Someone

No one else writes with the lyric flow of Alice McDermott.  Or covers childhood and adolescence with so much immediacy as though it were happening right now.  When I surfaced for breaths while reading this novel, I had to remind myself that I wasn’t in a stuffy walk-up in Brooklyn listening  to children play ball and jump rope in the street.

The novel tells the story of Marie Commeford as a child, teen, young woman and as an older woman with grown children of her own.  Marie is the stubborn second child of Irish Catholics. Her brother Gabe is remarkably obedient and good, already in grade school, on a path for the priesthood, whereas Marie is rebellious, adventurous, and not one for rules.
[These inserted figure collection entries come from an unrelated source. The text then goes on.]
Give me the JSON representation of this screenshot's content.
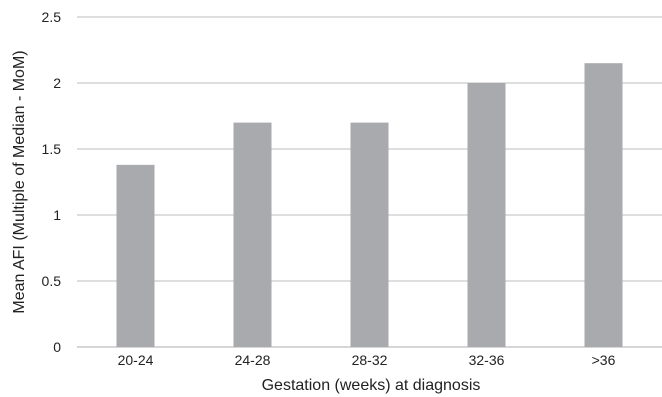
{
  "chart_data": {
    "type": "bar",
    "categories": [
      "20-24",
      "24-28",
      "28-32",
      "32-36",
      ">36"
    ],
    "values": [
      1.38,
      1.7,
      1.7,
      2.0,
      2.15
    ],
    "xlabel": "Gestation (weeks) at diagnosis",
    "ylabel": "Mean AFI (Multiple of Median - MoM)",
    "ylim": [
      0,
      2.5
    ],
    "yticks": [
      0,
      0.5,
      1,
      1.5,
      2,
      2.5
    ],
    "ytick_labels": [
      "0",
      "0.5",
      "1",
      "1.5",
      "2",
      "2.5"
    ],
    "grid": true,
    "legend": "none",
    "bar_color": "#a9aaad",
    "grid_color": "#bdbdbd"
  }
}
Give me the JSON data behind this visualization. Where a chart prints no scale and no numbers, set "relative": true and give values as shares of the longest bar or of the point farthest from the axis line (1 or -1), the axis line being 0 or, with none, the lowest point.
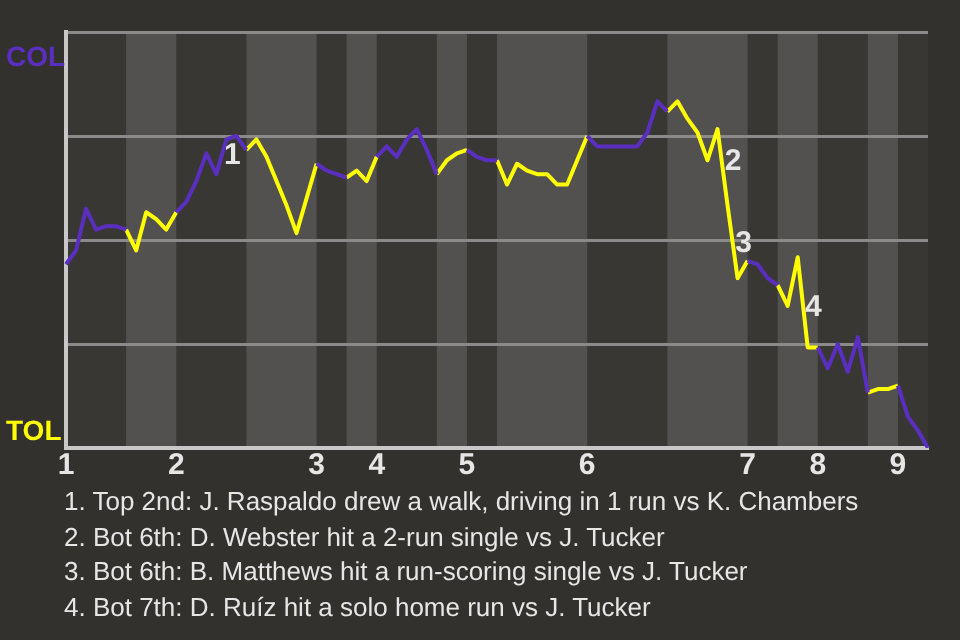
{
  "chart_data": {
    "type": "line",
    "relative": true,
    "grid": "y",
    "legend": "left",
    "categories": [
      "1",
      null,
      null,
      null,
      null,
      null,
      null,
      null,
      null,
      null,
      null,
      "2",
      null,
      null,
      null,
      null,
      null,
      null,
      null,
      null,
      null,
      null,
      null,
      null,
      null,
      "3",
      null,
      null,
      null,
      null,
      null,
      "4",
      null,
      null,
      null,
      null,
      null,
      null,
      null,
      null,
      "5",
      null,
      null,
      null,
      null,
      null,
      null,
      null,
      null,
      null,
      null,
      null,
      "6",
      null,
      null,
      null,
      null,
      null,
      null,
      null,
      null,
      null,
      null,
      null,
      null,
      null,
      null,
      null,
      "7",
      null,
      null,
      null,
      null,
      null,
      null,
      "8",
      null,
      null,
      null,
      null,
      null,
      null,
      null,
      "9",
      null,
      null,
      null
    ],
    "series": [
      {
        "name": "COL",
        "color": "#5a2fc0",
        "values": [
          0.53,
          0.57,
          0.69,
          0.63,
          0.64,
          0.64,
          0.63,
          null,
          null,
          null,
          null,
          0.68,
          0.71,
          0.77,
          0.85,
          0.79,
          0.89,
          0.9,
          0.86,
          null,
          null,
          null,
          null,
          null,
          null,
          0.82,
          0.8,
          0.79,
          0.78,
          null,
          null,
          0.84,
          0.87,
          0.84,
          0.89,
          0.92,
          0.86,
          0.79,
          null,
          null,
          0.86,
          0.84,
          0.83,
          0.83,
          null,
          null,
          null,
          null,
          null,
          null,
          null,
          null,
          0.9,
          0.87,
          0.87,
          0.87,
          0.87,
          0.87,
          0.91,
          1,
          0.97,
          null,
          null,
          null,
          null,
          null,
          null,
          null,
          0.54,
          0.53,
          0.49,
          0.47,
          null,
          null,
          null,
          0.29,
          0.23,
          0.3,
          0.22,
          0.32,
          0.16,
          null,
          null,
          0.18,
          0.09,
          0.05,
          0
        ]
      },
      {
        "name": "TOL",
        "color": "#ffff00",
        "values": [
          null,
          null,
          null,
          null,
          null,
          null,
          0.63,
          0.57,
          0.68,
          0.66,
          0.63,
          0.68,
          null,
          null,
          null,
          null,
          null,
          null,
          0.86,
          0.89,
          0.84,
          0.77,
          0.7,
          0.62,
          0.72,
          0.82,
          null,
          null,
          0.78,
          0.8,
          0.77,
          0.84,
          null,
          null,
          null,
          null,
          null,
          0.79,
          0.83,
          0.85,
          0.86,
          null,
          null,
          0.83,
          0.76,
          0.82,
          0.8,
          0.79,
          0.79,
          0.76,
          0.76,
          0.83,
          0.9,
          null,
          null,
          null,
          null,
          null,
          null,
          null,
          0.97,
          1,
          0.95,
          0.91,
          0.83,
          0.92,
          0.7,
          0.49,
          0.54,
          null,
          null,
          0.47,
          0.41,
          0.55,
          0.29,
          0.29,
          null,
          null,
          null,
          null,
          0.16,
          0.17,
          0.17,
          0.18,
          null,
          null,
          null
        ]
      }
    ],
    "annotations": [
      "1",
      "2",
      "3",
      "4",
      "1. Top 2nd: J. Raspaldo drew a walk, driving in 1 run vs K. Chambers",
      "2. Bot 6th: D. Webster hit a 2-run single vs J. Tucker",
      "3. Bot 6th: B. Matthews hit a run-scoring single vs J. Tucker",
      "4. Bot 7th: D. Ruíz hit a solo home run vs J. Tucker"
    ]
  }
}
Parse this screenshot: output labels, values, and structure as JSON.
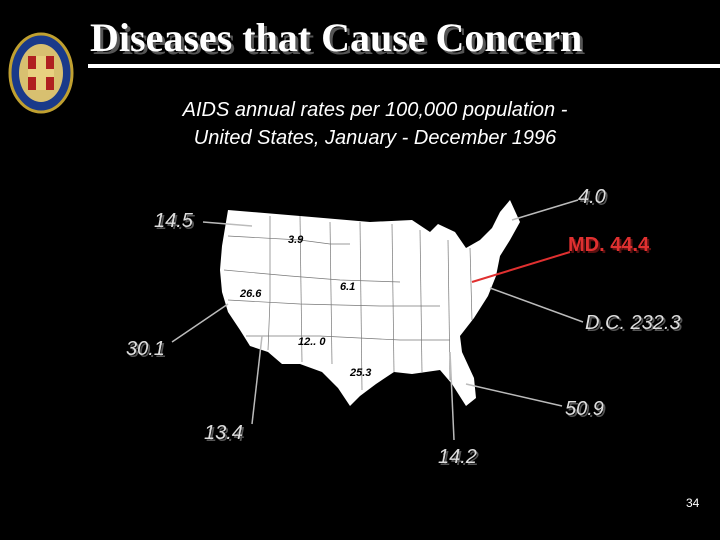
{
  "title": "Diseases that Cause Concern",
  "subtitle_line1": "AIDS annual rates per 100,000 population -",
  "subtitle_line2": "United States, January - December 1996",
  "labels": {
    "wa": "14.5",
    "me": "4.0",
    "md": "MD. 44.4",
    "dc": "D.C. 232.3",
    "ca": "30.1",
    "az": "13.4",
    "fl": "50.9",
    "ga": "14.2",
    "mt": "3.9",
    "nv": "26.6",
    "co": "6.1",
    "ok": "12.. 0",
    "tx": "25.3"
  },
  "colors": {
    "map_fill": "#ffffff",
    "leader": "#bbbbbb",
    "md_accent": "#e03030"
  },
  "page_number": "34"
}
Her dad takes her on walks to speakeasies and encourages her fiery temperament; her mother tries to discipline her and tamp down her rebellious spirit. Saturday mornings, she runs to her best friend Gerty’s house and buries herself in her mother’s lap, but Gerty’s kind mother dies in childbirth. This tragedy convinces Marie to refuse to learn how to cook. Gerty had learned and look what happened to her.

Still Life with Bread Crumbs

“Make it new!” Ezra Pound once said about writing and art. Quindlen’s seventh novel explores a New York City woman photographer doing just that by relocating temporarily to a small town upstate and taking entirely different kinds of photographs. Rebecca Winter has just turned sixty, gotten divorced, and her 20-something-year-old son hardly needs her anymore.

One of the first people she meets in this unnamed town is Jim Bates, a blond, pink-cheeked roofer, who blushes easily and is very kind. The first thing he helps her with is getting rid of her attic raccoon which he immediately shoots—saying it’s the only way to truly get rid of a coon because otherwise it will keep coming back.

Rebecca always fusses about money. Money only dribbles in from a famous photograph from decades ago, the one that gave this book its title.  Rebecca shot the picture after one of her ex’s myriad dinner parties that she always had to clean up after.